Review your monthly expenses and make copies of your recurring bills. This helps you create a budget and provides proof of your standard of living. Make sure you remember to include bills that only come periodically, such as car insurance that comes due every six months or property taxes that you only pay yearly. Don't forget to average these out and set something aside for them in your budget every month.

Create a budget based upon your expenses. If you left your financial life in your spouse's hands during marriage, you will need to learn what it costs for you to live. Come up with a figure that you require each month to keep your bills current through the divorce proceedings. This will help you live within your means. You may have to cut some expenses from your budget, since you and your ex will probably be maintaining two households.

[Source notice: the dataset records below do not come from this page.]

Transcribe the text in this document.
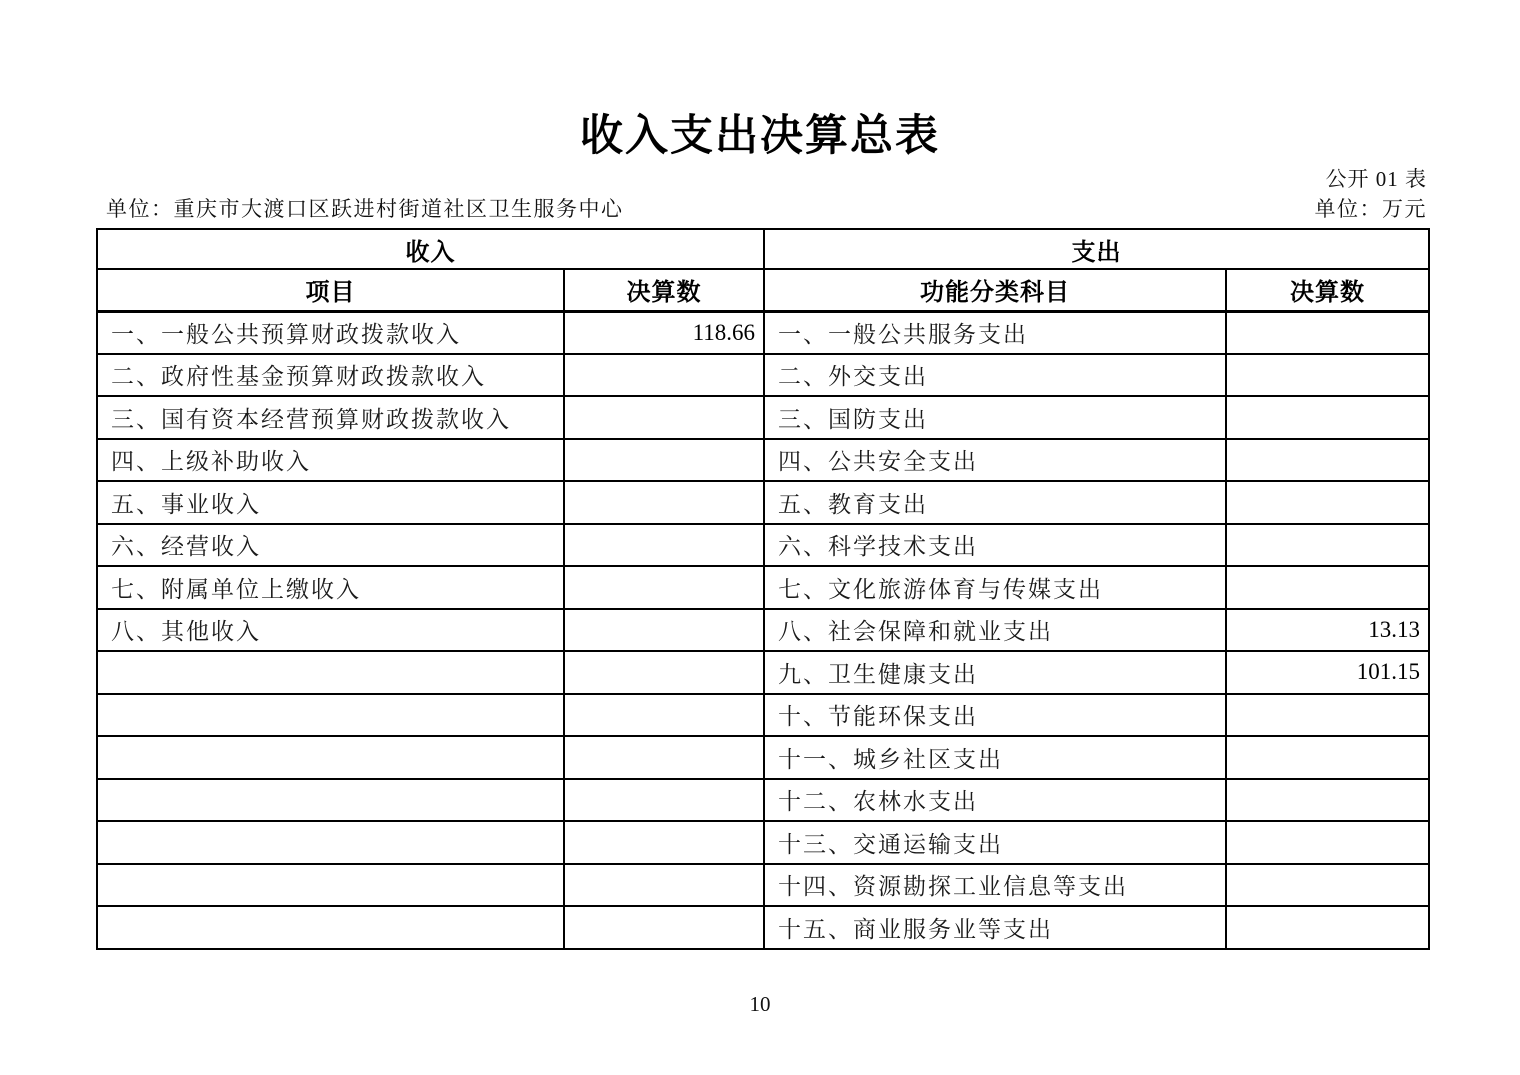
收入支出决算总表
公开 01 表
单位：重庆市大渡口区跃进村街道社区卫生服务中心	单位：万元
收入		支出	
项目	决算数	功能分类科目	决算数
一、一般公共预算财政拨款收入	118.66	一、一般公共服务支出	
二、政府性基金预算财政拨款收入		二、外交支出	
三、国有资本经营预算财政拨款收入		三、国防支出	
四、上级补助收入		四、公共安全支出	
五、事业收入		五、教育支出	
六、经营收入		六、科学技术支出	
七、附属单位上缴收入		七、文化旅游体育与传媒支出	
八、其他收入		八、社会保障和就业支出	13.13
		九、卫生健康支出	101.15
		十、节能环保支出	
		十一、城乡社区支出	
		十二、农林水支出	
		十三、交通运输支出	
		十四、资源勘探工业信息等支出	
		十五、商业服务业等支出	
10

Consider filing an action for spousal support to help you maintain the standard of living to which you became accustomed during your marriage. Although the law on spousal support varies from state to state, a dependent spouse can sometimes recover an award of support from the other spouse upon satisfying certain state-specific factors. Your petition may request both temporary spousal support -- sometimes called "post-separation support" or "alimony pendent lite" -- and permanent alimony.

Negotiate which party will pay each bill. Who pays what and how much depends on your personal situation, including your incomes, debts, prior support obligations and possession of the marital home. If one of you is moving out of the marital residence and the other is remaining, you will need to decide if the higher earning party will contribute to maintaining that home until the divorce is final. Typically, each party pays their own household and living expenses if income permits.

Create your own checking and savings accounts and close any joint accounts as soon as possible. You need to protect yourself and establish your own separate credit from your ex. This includes having money in your own separate account that is not available to your ex. Remember that your amicable separation may not always remain friendly.


Spousal support claims are frequently extinguished if not presented in a timely manner. Consult with a licensed attorney to learn your rights prior to making any lasting decisions.